Como en los 90, “las joyas de la abuela”

En medio del fragor del debate que ha despertado en estos días el lanzamiento de la anunciada reforma tributaria y laboral, el gobierno nacional coló una decisión que afecta patrimonialmente a la Argentina y que remite a épocas de triste memoria. A pocos días de las elecciones, a través de un decreto del que nada se sabía hasta que se publicó en el Boletín Oficial, se dispuso la venta de activos estratégicos del país como son las plantas generadoras de energía eléctrica de ciclo abierto y de ciclo combinado cuyo valor, estiman los funcionarios del Ministerio de Energía, ascendería a unos U$S1.000 millones.
Estas centrales fueron construidas por el Estado argentino a través del Fondo de Inversiones para el Mercado Eléctrico Mayorista creado en 2005 por el ex presidente Néstor Kirchner para incrementar la oferta energética del país. A través de ese fondo se sumaron al Sistema Interconectado Nacional las centrales térmicas de ciclo combinado de 800 MW General Belgrano, Vuelta de Obligado y Almirante Brown, en Buenos Aires, y General San Martín, en Santa Fe.

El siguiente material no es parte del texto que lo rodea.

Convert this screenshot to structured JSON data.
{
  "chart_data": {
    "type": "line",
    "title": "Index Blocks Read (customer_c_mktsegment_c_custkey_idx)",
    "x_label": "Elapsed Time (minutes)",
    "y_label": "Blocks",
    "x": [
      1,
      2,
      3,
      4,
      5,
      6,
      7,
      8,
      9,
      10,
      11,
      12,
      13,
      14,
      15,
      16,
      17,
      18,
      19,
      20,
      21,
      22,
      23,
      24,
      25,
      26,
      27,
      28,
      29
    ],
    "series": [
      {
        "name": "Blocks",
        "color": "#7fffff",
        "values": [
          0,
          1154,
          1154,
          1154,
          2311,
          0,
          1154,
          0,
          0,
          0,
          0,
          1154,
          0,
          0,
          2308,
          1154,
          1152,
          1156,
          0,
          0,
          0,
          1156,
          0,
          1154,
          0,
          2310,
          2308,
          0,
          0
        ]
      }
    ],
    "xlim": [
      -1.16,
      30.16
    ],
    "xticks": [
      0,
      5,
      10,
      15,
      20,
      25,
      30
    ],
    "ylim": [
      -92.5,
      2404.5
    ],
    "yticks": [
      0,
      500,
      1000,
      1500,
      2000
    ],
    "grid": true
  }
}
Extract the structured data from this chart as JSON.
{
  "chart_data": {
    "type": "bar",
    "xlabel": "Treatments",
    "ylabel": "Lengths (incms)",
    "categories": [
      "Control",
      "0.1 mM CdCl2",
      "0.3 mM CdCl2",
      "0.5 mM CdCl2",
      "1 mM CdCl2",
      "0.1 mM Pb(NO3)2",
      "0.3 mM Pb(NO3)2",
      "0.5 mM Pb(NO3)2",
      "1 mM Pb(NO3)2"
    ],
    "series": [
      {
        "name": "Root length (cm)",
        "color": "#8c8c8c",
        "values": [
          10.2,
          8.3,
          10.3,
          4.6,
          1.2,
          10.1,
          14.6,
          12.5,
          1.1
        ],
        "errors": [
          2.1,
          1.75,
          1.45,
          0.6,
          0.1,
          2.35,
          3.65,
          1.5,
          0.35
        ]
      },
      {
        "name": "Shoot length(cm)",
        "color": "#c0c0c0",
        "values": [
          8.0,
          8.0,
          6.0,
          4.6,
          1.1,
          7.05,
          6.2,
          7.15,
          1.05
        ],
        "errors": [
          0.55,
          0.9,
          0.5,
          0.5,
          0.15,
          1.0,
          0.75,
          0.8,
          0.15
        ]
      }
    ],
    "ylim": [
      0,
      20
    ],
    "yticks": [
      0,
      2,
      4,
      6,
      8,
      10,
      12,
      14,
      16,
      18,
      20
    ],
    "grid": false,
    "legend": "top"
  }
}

La entrega de esas centrales a empresas privadas tiene un antecedente ominoso en la Argentina cuando el menemismo llevó adelante en los 90 la venta a capitales privados extranjeros de las empresas estratégicas estatales como Gas del Estado, Ferrocarriles Argentinos, Aerolíneas Argentinas, YPF y la privatización de la recaudación de los fondos jubilatorios cuyos dividendos se usaron para conjugar déficit y alimentar un sistema económico que devoraba recursos patrimoniales y se endeudaba para seguir la fiesta cuyo final en 2001 llevó al país a una de las peores crisis que se recuerde.
En aquellos años se llamó a esta venta de capital público a privados como la venta de “las joyas de la abuela” no solo porque esas empresas eran construcciones estatales cuya creación se remontaba al tiempo de nuestros abuelos sino además porque se trazaba un paralelismo con esas familias que empeñan las joyas de la abuela para ocultar que han dejado de generar recursos para autosostenerse.
La venta de estas empresas pone al descubierto un aspecto de “la herencia” que, al contrario de lo que se afirma, permite hoy al gobierno usufructuar políticas de acumulación y construcción de bienes materiales y de soberanía energética realizados por el kirchnerismo. Esas políticas de construcción de centrales por parte del Estado hoy le permite a este gobierno venderlas y gastar el producto de esa venta en mantener un sistema que, lejos de plantearse la soberanía energética, está enajenando ese sector clave.
Paralelamente a la destrucción de esa política energética soberana que inició el ex presidente Kirchner, el mismo decreto le quita el nombre a una de las centrales hidroeléctricas que se construyen en el sur del país y que llevaba su nombre en un homenaje a un mandatario que tuvo como una de sus preocupaciones centrales recuperar para el Estado argentino el manejo del sector energético con principal acento e la generación eléctrica.
No es casual esta decisión. Su objetivo es borrar de la memoria nacional a quienes impulsaron políticas que hoy se intenta destruir en nombre de la eficiencia y la desburocratización que oculta la entrega de las áreas estratégicas del país a capitales privados cuyos personeros integran el propio gabinete.